Friday, January 23, 2009
The trouble with goats
This is why I don't like everyone to leave here at the same time. As I mentioned in an earlier post, the five of us create school schedules that allow at least one person to be here at all times. Yesterday, when Margaret was leaving, she came back to the house and yelled that one of the goats was screaming. "Sounds like it's got its head stuck in a fence or something."
Jonathan went out and discovered Lil dripping wet next to the water trough. He took her into the barn office, and Katherine dried her with a towel and a blow dryer and let her lay down in a chair in front of the heater until she warmed up, which took a couple hours. No doubt if no one were home, she would have gotten hypothermia and died.

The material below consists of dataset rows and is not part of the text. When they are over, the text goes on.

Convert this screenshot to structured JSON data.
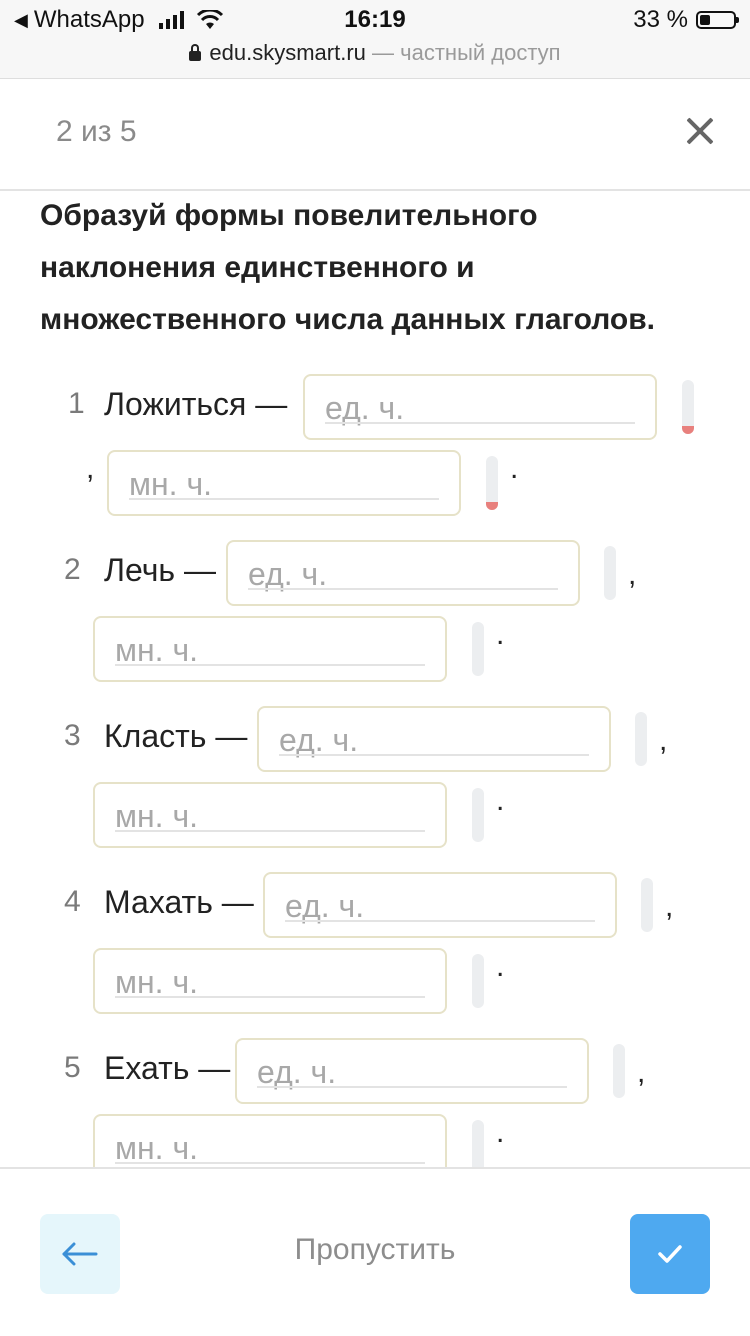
{
  "status_bar": {
    "back_app": "WhatsApp",
    "time": "16:19",
    "battery": "33 %"
  },
  "url_bar": {
    "domain": "edu.skysmart.ru",
    "note": "— частный доступ"
  },
  "header": {
    "progress": "2 из 5"
  },
  "task": {
    "question": "Образуй формы повелительного наклонения единственного и множественного числа данных глаголов.",
    "items": [
      {
        "num": "1",
        "word": "Ложиться —",
        "singular": {
          "placeholder": "ед. ч.",
          "value": ""
        },
        "plural": {
          "placeholder": "мн. ч.",
          "value": ""
        },
        "sep": ",",
        "end": ".",
        "state": "error"
      },
      {
        "num": "2",
        "word": "Лечь —",
        "singular": {
          "placeholder": "ед. ч.",
          "value": ""
        },
        "plural": {
          "placeholder": "мн. ч.",
          "value": ""
        },
        "sep": ",",
        "end": ".",
        "state": "empty"
      },
      {
        "num": "3",
        "word": "Класть —",
        "singular": {
          "placeholder": "ед. ч.",
          "value": ""
        },
        "plural": {
          "placeholder": "мн. ч.",
          "value": ""
        },
        "sep": ",",
        "end": ".",
        "state": "empty"
      },
      {
        "num": "4",
        "word": "Махать —",
        "singular": {
          "placeholder": "ед. ч.",
          "value": ""
        },
        "plural": {
          "placeholder": "мн. ч.",
          "value": ""
        },
        "sep": ",",
        "end": ".",
        "state": "empty"
      },
      {
        "num": "5",
        "word": "Ехать —",
        "singular": {
          "placeholder": "ед. ч.",
          "value": ""
        },
        "plural": {
          "placeholder": "мн. ч.",
          "value": ""
        },
        "sep": ",",
        "end": ".",
        "state": "empty"
      }
    ]
  },
  "footer": {
    "skip_label": "Пропустить"
  },
  "colors": {
    "accent": "#4ea9f0",
    "back_button_bg": "#e5f6fb",
    "error_marker": "#e8807d",
    "field_border": "#e6e2c8"
  },
  "icons": {
    "back": "arrow-left-icon",
    "confirm": "checkmark-icon",
    "close": "close-icon"
  }
}
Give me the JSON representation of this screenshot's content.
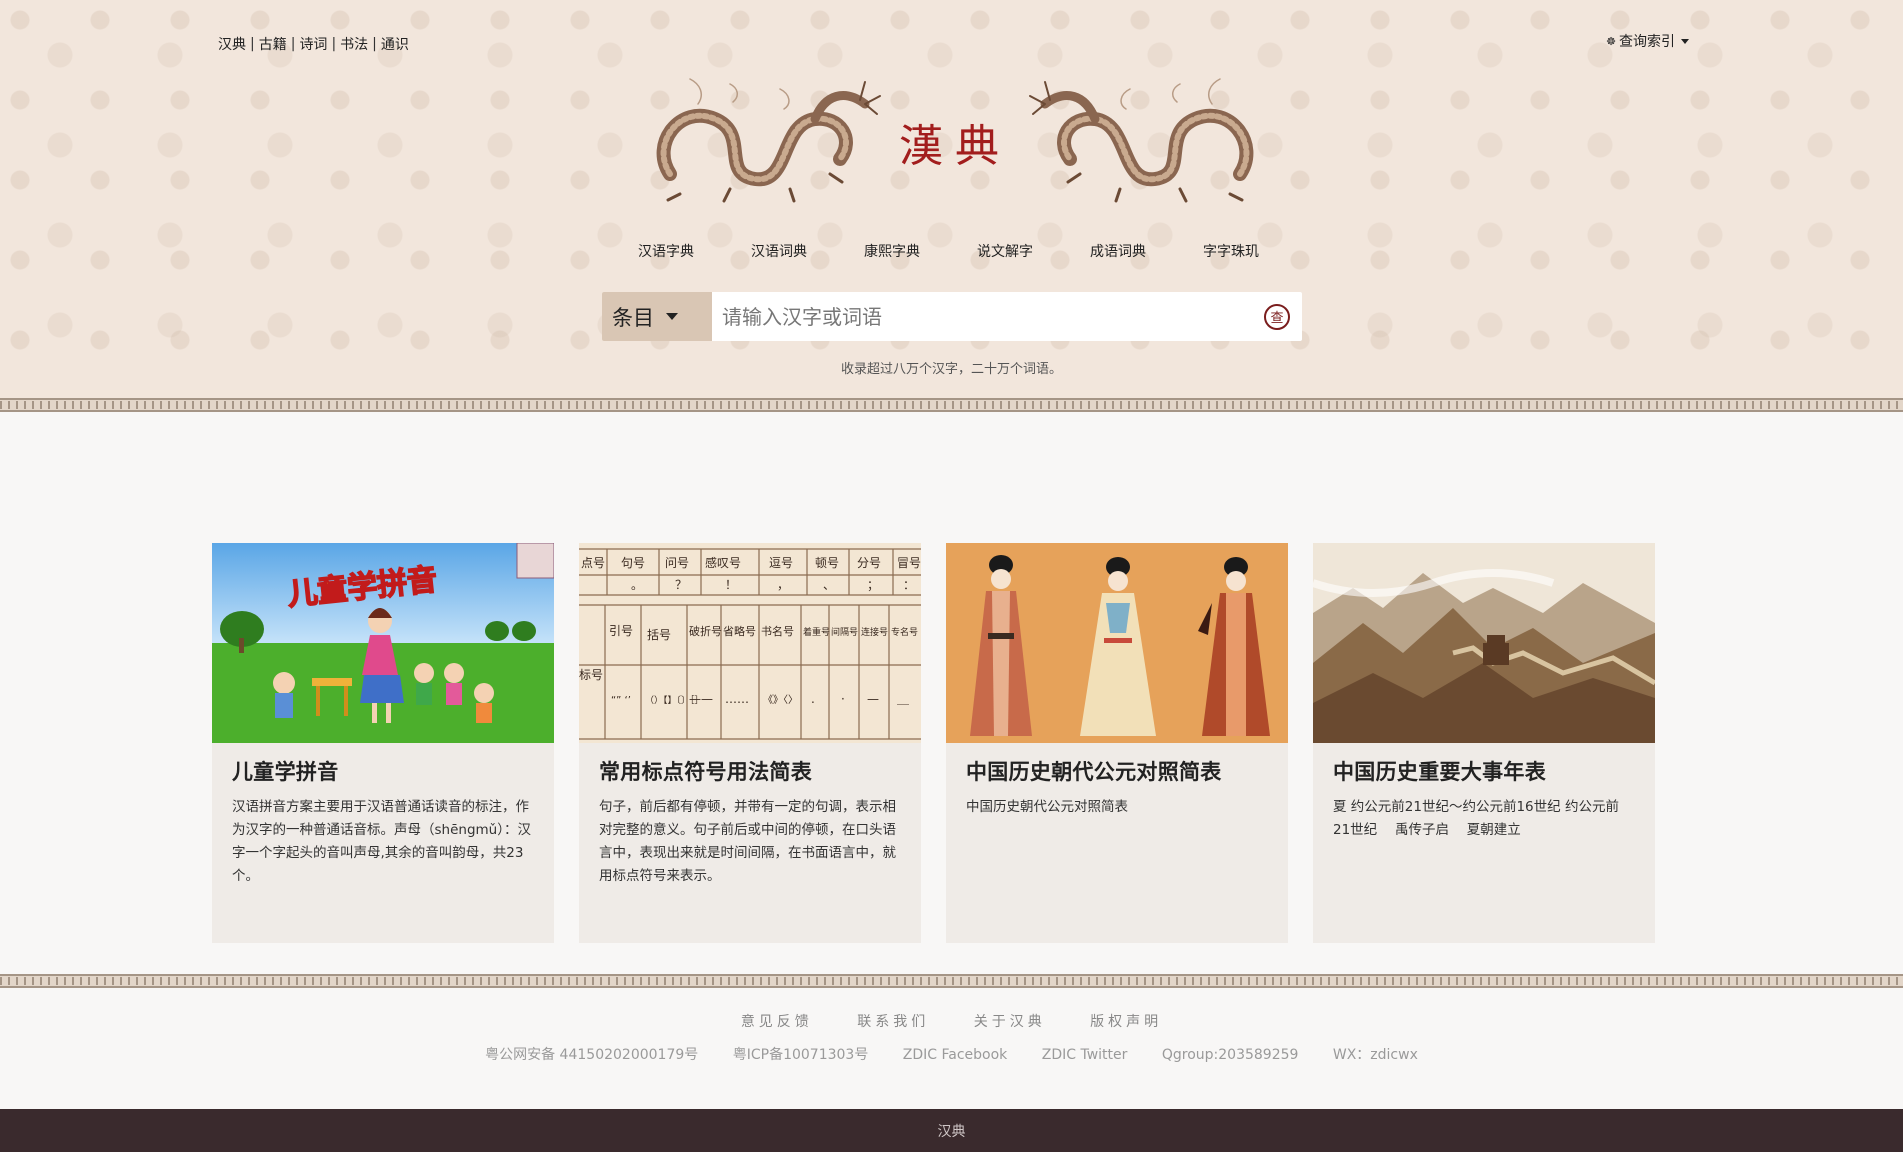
{
  "topnav": {
    "items": [
      "汉典",
      "古籍",
      "诗词",
      "书法",
      "通识"
    ],
    "separator": "|"
  },
  "index_menu": {
    "label": "查询索引",
    "glyph": "☸"
  },
  "logo": {
    "text": "漢典"
  },
  "dict_nav": [
    "汉语字典",
    "汉语词典",
    "康熙字典",
    "说文解字",
    "成语词典",
    "字字珠玑"
  ],
  "search": {
    "category": "条目",
    "placeholder": "请输入汉字或词语",
    "button_glyph": "查"
  },
  "tagline": "收录超过八万个汉字，二十万个词语。",
  "cards": [
    {
      "title": "儿童学拼音",
      "desc": "汉语拼音方案主要用于汉语普通话读音的标注，作为汉字的一种普通话音标。声母（shēngmǔ）：汉字一个字起头的音叫声母,其余的音叫韵母，共23个。",
      "image": {
        "banner": "儿童学拼音"
      }
    },
    {
      "title": "常用标点符号用法简表",
      "desc": "句子，前后都有停顿，并带有一定的句调，表示相对完整的意义。句子前后或中间的停顿，在口头语言中，表现出来就是时间间隔，在书面语言中，就用标点符号来表示。",
      "image": {
        "row1": [
          "点号",
          "句号",
          "问号",
          "感叹号",
          "逗号",
          "顿号",
          "分号",
          "冒号"
        ],
        "row1_marks": [
          "",
          "。",
          "？",
          "！",
          "，",
          "、",
          "；",
          "："
        ],
        "row2": [
          "",
          "引号",
          "括号",
          "破折号",
          "省略号",
          "书名号",
          "着重号",
          "间隔号",
          "连接号",
          "专名号"
        ],
        "row2_marks": [
          "标号",
          "“” ‘’",
          "（）【】〔〕［］",
          "——",
          "……",
          "《》〈〉",
          ".",
          "·",
          "—",
          "＿"
        ]
      }
    },
    {
      "title": "中国历史朝代公元对照简表",
      "desc": "中国历史朝代公元对照简表",
      "image": {}
    },
    {
      "title": "中国历史重要大事年表",
      "desc": "夏 约公元前21世纪～约公元前16世纪 约公元前21世纪　 禹传子启　 夏朝建立",
      "image": {}
    }
  ],
  "footer": {
    "links": [
      "意见反馈",
      "联系我们",
      "关于汉典",
      "版权声明"
    ],
    "info": [
      "粤公网安备 44150202000179号",
      "粤ICP备10071303号",
      "ZDIC Facebook",
      "ZDIC Twitter",
      "Qgroup:203589259",
      "WX：zdicwx"
    ],
    "bottom": "汉典"
  },
  "colors": {
    "header_bg": "#f2e6dc",
    "accent_red": "#a21d1d",
    "card_bg": "#efebe7",
    "bottom_bar": "#3a2a2d",
    "search_cat_bg": "#d9c6b4"
  }
}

And it's not just goats. We're responsible for all the animals. Last week, another blogger said she was glad she was home for lambing last summer because a couple of lambs would not have made it if she weren't there. Luckily, we have been here to rescue goats that got their heads caught in a fence or fell into a water trough. (Lil wasn't the first.) We were here when a ram lamb got his head stuck in a fence, but we didn't get to him quickly enough, and he broke off a horn -- that is as bloody as it sounds. We've also been here when a neighbor or a stranger knocked on the door and asked, "Are those your ________ down the road?" (Fill in blank with sheep, goats, pigs, horses, or turkeys.) Whenever these things happen, I always wonder what would have happened if we weren't home. I don't want to find out.